A top strategist at the U.S. Securities and Exchange Commission says current U.S. defined benefit pension rules give employers an incentive to put in too little cash and invest plan assets recklessly.[@@]
SEC Chief Economist Chester Spatt delivered his critique of the U.S. pension system last week in Washington at a seminar organized by a Georgetown University research center.
The current pension system has problems because employees and the Pension Benefit Guaranty Corp., the agency that insures pension benefits, bear much of the load if a plan fails, Spatt said, according to a prepared version of his remarks posted on the SEC Web site.
Because employers are contributing cash to pay for other people’s pension benefits, they start with an incentive to contribute too little, Spatt says.
PBGC funding rules encourage employers too much stock in plans in an effort to increase plan asset totals temporarily and eliminate or reduce the need to put in more cash, Spatt says.
Although over the long run stocks do outperform bonds, “there should be an acknowledgement that these add not only to the expected return, but also to the risk that the plan will be unable to meet its obligations,” Spatt said.
Plans that have high asset totals because rising stock prices produced big gains probably should pay higher PBGC premiums than plans with slower-growing but less risky investment portfolios, Spatt said.
Meanwhile, Spatt said, pension plan financial reports often do a poor job of disclosing what is really going on inside plans.

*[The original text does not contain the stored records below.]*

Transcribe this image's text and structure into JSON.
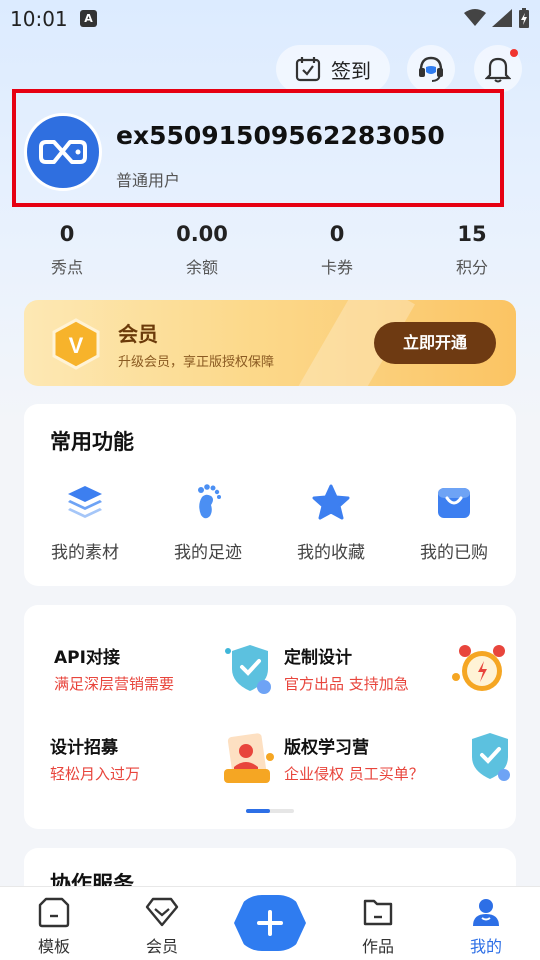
{
  "status_bar": {
    "time": "10:01",
    "a_icon_letter": "A"
  },
  "header": {
    "sign_in_label": "签到"
  },
  "profile": {
    "username": "ex55091509562283050",
    "user_type": "普通用户"
  },
  "stats": [
    {
      "value": "0",
      "label": "秀点"
    },
    {
      "value": "0.00",
      "label": "余额"
    },
    {
      "value": "0",
      "label": "卡券"
    },
    {
      "value": "15",
      "label": "积分"
    }
  ],
  "vip": {
    "title": "会员",
    "subtitle": "升级会员，享正版授权保障",
    "button": "立即开通",
    "badge_letter": "V"
  },
  "functions": {
    "title": "常用功能",
    "items": [
      {
        "label": "我的素材",
        "icon": "layers-icon"
      },
      {
        "label": "我的足迹",
        "icon": "footprint-icon"
      },
      {
        "label": "我的收藏",
        "icon": "star-icon"
      },
      {
        "label": "我的已购",
        "icon": "shopping-bag-icon"
      }
    ]
  },
  "promos": [
    {
      "title": "API对接",
      "subtitle": "满足深层营销需要",
      "icon": "shield-check-icon"
    },
    {
      "title": "定制设计",
      "subtitle": "官方出品 支持加急",
      "icon": "alarm-clock-icon"
    },
    {
      "title": "设计招募",
      "subtitle": "轻松月入过万",
      "icon": "designer-icon"
    },
    {
      "title": "版权学习营",
      "subtitle": "企业侵权 员工买单？",
      "icon": "shield-check-icon"
    }
  ],
  "carousel": {
    "active_index": 0,
    "pages": 2
  },
  "collab": {
    "title": "协作服务"
  },
  "bottom_nav": [
    {
      "label": "模板",
      "icon": "template-icon",
      "active": false
    },
    {
      "label": "会员",
      "icon": "diamond-icon",
      "active": false
    },
    {
      "label": "作品",
      "icon": "folder-icon",
      "active": false
    },
    {
      "label": "我的",
      "icon": "user-icon",
      "active": true
    }
  ],
  "colors": {
    "accent": "#2d6fe6",
    "highlight_border": "#e60012",
    "vip_button": "#6e3a12",
    "promo_subtitle": "#e8453c"
  }
}
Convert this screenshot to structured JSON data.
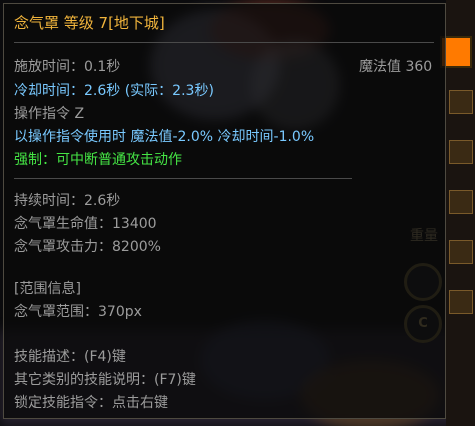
{
  "tooltip": {
    "title": "念气罩 等级 7[地下城]",
    "cast_time": "施放时间：0.1秒",
    "mana_label": "魔法值 360",
    "cooldown": "冷却时间：2.6秒 (实际：2.3秒)",
    "command": "操作指令 Z",
    "command_effect": "以操作指令使用时 魔法值-2.0% 冷却时间-1.0%",
    "force": "强制：可中断普通攻击动作",
    "duration": "持续时间：2.6秒",
    "shield_hp": "念气罩生命值：13400",
    "shield_atk": "念气罩攻击力：8200%",
    "range_header": "[范围信息]",
    "range_value": "念气罩范围：370px",
    "desc_key": "技能描述：(F4)键",
    "other_desc_key": "其它类别的技能说明：(F7)键",
    "lock_key": "锁定技能指令：点击右键"
  },
  "background": {
    "key_heavy": "重量",
    "ring_label": "C"
  },
  "colors": {
    "gray_text": "#9c9c9c",
    "orange_text": "#f0b43c",
    "blue_text": "#79c9ff",
    "green_text": "#45e545",
    "accent_orange": "#ff7a00"
  }
}
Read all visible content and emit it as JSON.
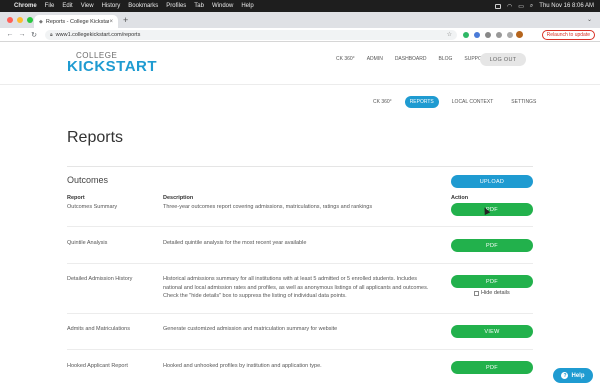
{
  "menubar": {
    "items": [
      "Chrome",
      "File",
      "Edit",
      "View",
      "History",
      "Bookmarks",
      "Profiles",
      "Tab",
      "Window",
      "Help"
    ],
    "datetime": "Thu Nov 16  8:06 AM"
  },
  "browser": {
    "tab_title": "Reports - College Kickstart",
    "url": "www1.collegekickstart.com/reports",
    "relaunch_label": "Relaunch to update"
  },
  "site": {
    "logo_line1": "COLLEGE",
    "logo_line2": "KICKSTART",
    "nav": [
      "CK 360°",
      "ADMIN",
      "DASHBOARD",
      "BLOG",
      "SUPPORT"
    ],
    "logout_label": "LOG OUT",
    "subnav": [
      "CK 360°",
      "REPORTS",
      "LOCAL CONTEXT",
      "SETTINGS"
    ],
    "subnav_active": "REPORTS"
  },
  "main": {
    "title": "Reports",
    "section": "Outcomes",
    "upload_label": "UPLOAD",
    "headers": {
      "report": "Report",
      "description": "Description",
      "action": "Action"
    },
    "rows": [
      {
        "report": "Outcomes Summary",
        "description": "Three-year outcomes report covering admissions, matriculations, ratings and rankings",
        "action": "PDF"
      },
      {
        "report": "Quintile Analysis",
        "description": "Detailed quintile analysis for the most recent year available",
        "action": "PDF"
      },
      {
        "report": "Detailed Admission History",
        "description": "Historical admissions summary for all institutions with at least 5 admitted or 5 enrolled students. Includes national and local admission rates and profiles, as well as anonymous listings of all applicants and outcomes. Check the \"hide details\" box to suppress the listing of individual data points.",
        "action": "PDF",
        "checkbox_label": "Hide details"
      },
      {
        "report": "Admits and Matriculations",
        "description": "Generate customized admission and matriculation summary for website",
        "action": "VIEW"
      },
      {
        "report": "Hooked Applicant Report",
        "description": "Hooked and unhooked profiles by institution and application type.",
        "action": "PDF"
      }
    ]
  },
  "help_label": "Help",
  "colors": {
    "brand_blue": "#1f9bd1",
    "action_green": "#22b14c"
  }
}
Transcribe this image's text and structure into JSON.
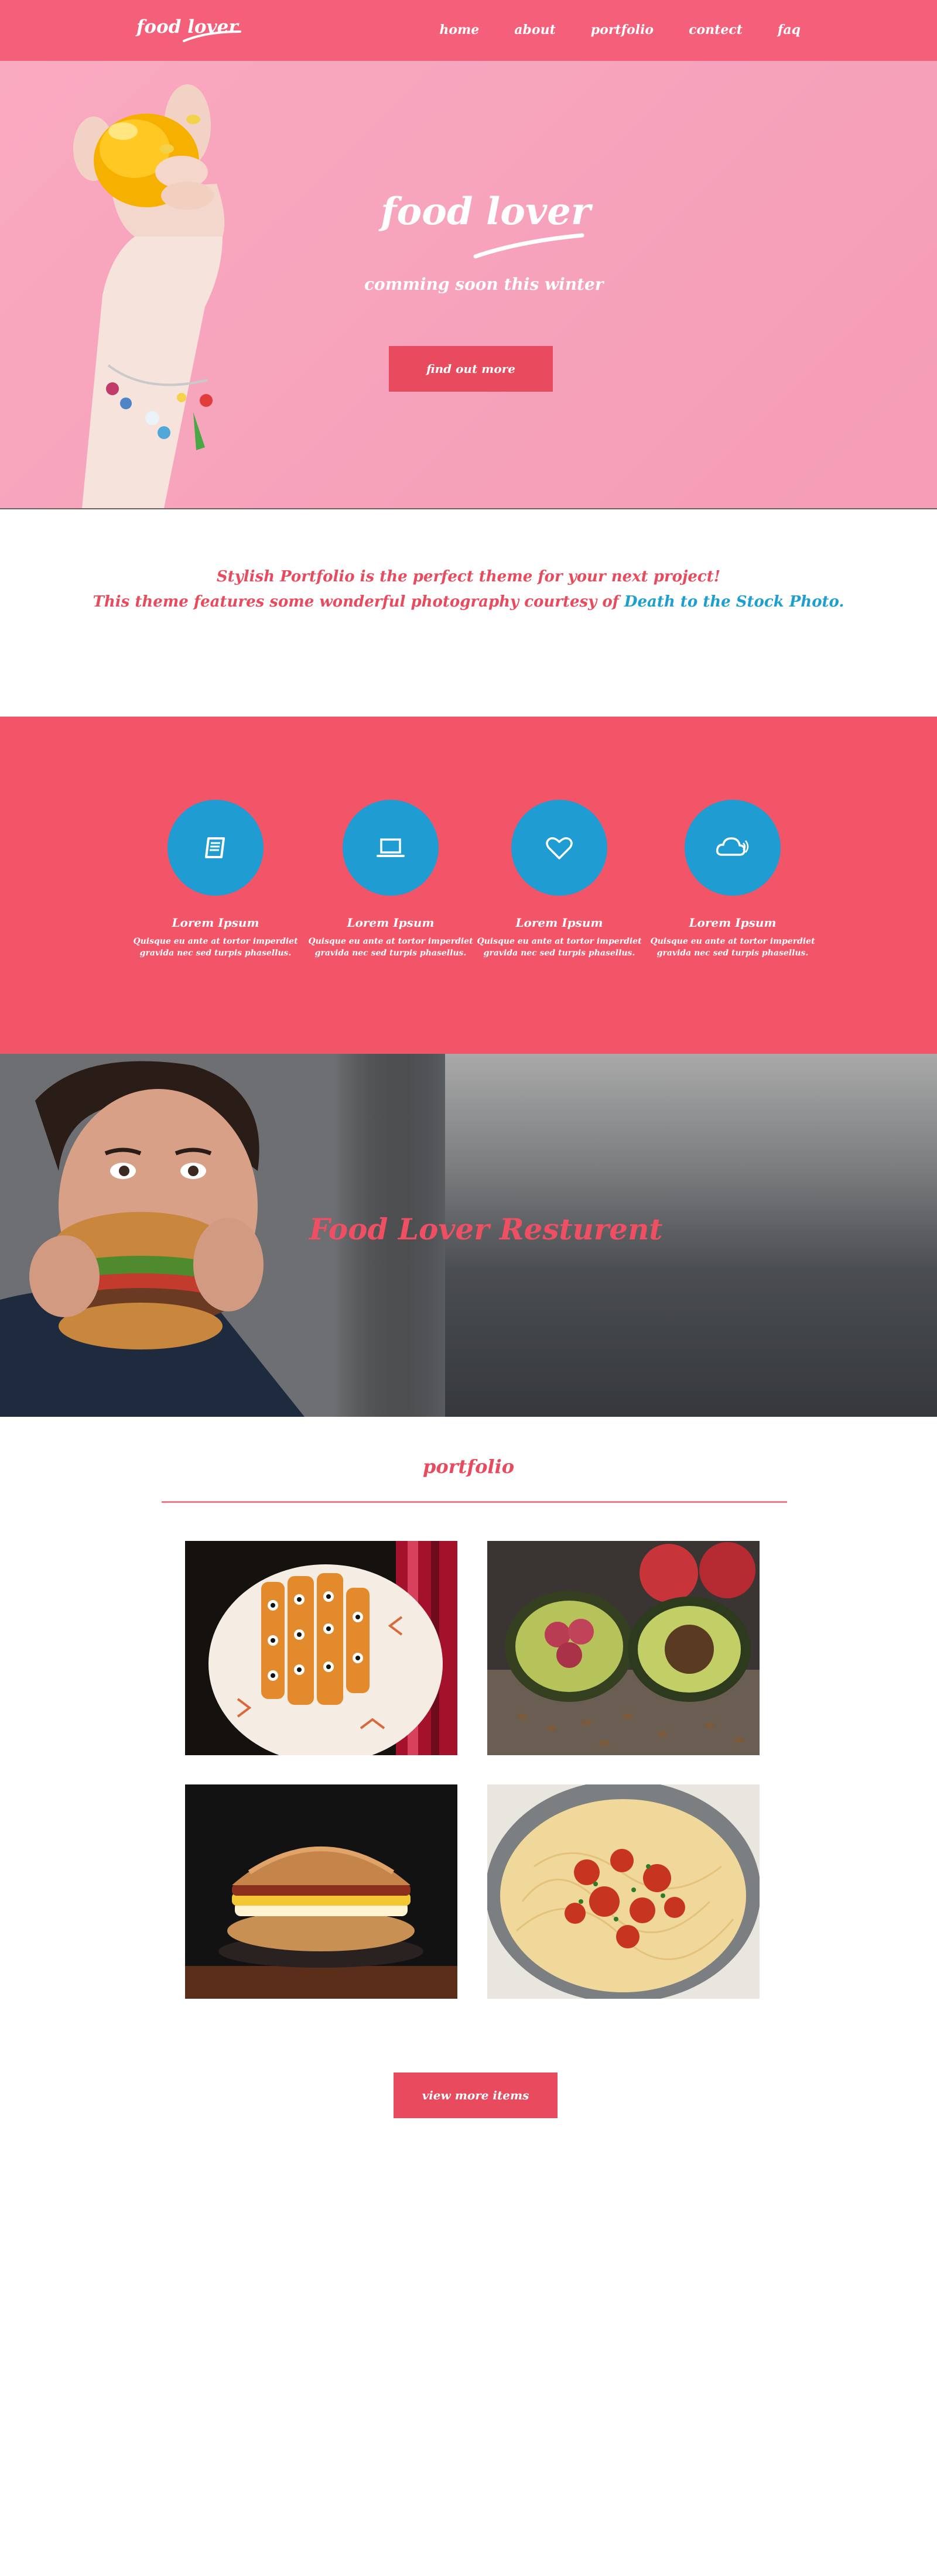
{
  "nav": {
    "logo": "food lover",
    "links": [
      "home",
      "about",
      "portfolio",
      "contect",
      "faq"
    ]
  },
  "hero": {
    "title": "food lover",
    "subtitle": "comming soon this winter",
    "button": "find out more"
  },
  "intro": {
    "line1": "Stylish Portfolio is the perfect theme for your next project!",
    "line2_prefix": "This theme features some wonderful photography courtesy of ",
    "line2_link": "Death to the Stock Photo."
  },
  "services": [
    {
      "icon": "book-icon",
      "title": "Lorem Ipsum",
      "text_line1": "Quisque eu ante at tortor imperdiet",
      "text_line2": "gravida nec sed turpis phasellus."
    },
    {
      "icon": "laptop-icon",
      "title": "Lorem Ipsum",
      "text_line1": "Quisque eu ante at tortor imperdiet",
      "text_line2": "gravida nec sed turpis phasellus."
    },
    {
      "icon": "heart-icon",
      "title": "Lorem Ipsum",
      "text_line1": "Quisque eu ante at tortor imperdiet",
      "text_line2": "gravida nec sed turpis phasellus."
    },
    {
      "icon": "cloud-icon",
      "title": "Lorem Ipsum",
      "text_line1": "Quisque eu ante at tortor imperdiet",
      "text_line2": "gravida nec sed turpis phasellus."
    }
  ],
  "banner": {
    "title": "Food Lover Resturent"
  },
  "portfolio": {
    "heading": "portfolio",
    "items": [
      "tacos-photo",
      "avocado-raspberry-photo",
      "breakfast-sandwich-photo",
      "spaghetti-photo"
    ],
    "button": "view more items"
  },
  "colors": {
    "nav": "#f45f7a",
    "accent": "#e84b5e",
    "services_bg": "#f25468",
    "icon_circle": "#1f9dd3",
    "link": "#1e9fd0"
  }
}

“As the savings and loan fiasco of another era should teach us, the potential resource costs of awkward default and risk-bearing incentives in this context are potentially very large,” Spatt said. “The current disclosures on firm financial statements are inadequate for the capital markets and employees to assess and internalize the true nature of pension liabilities and the extent of funding of these liabilities.”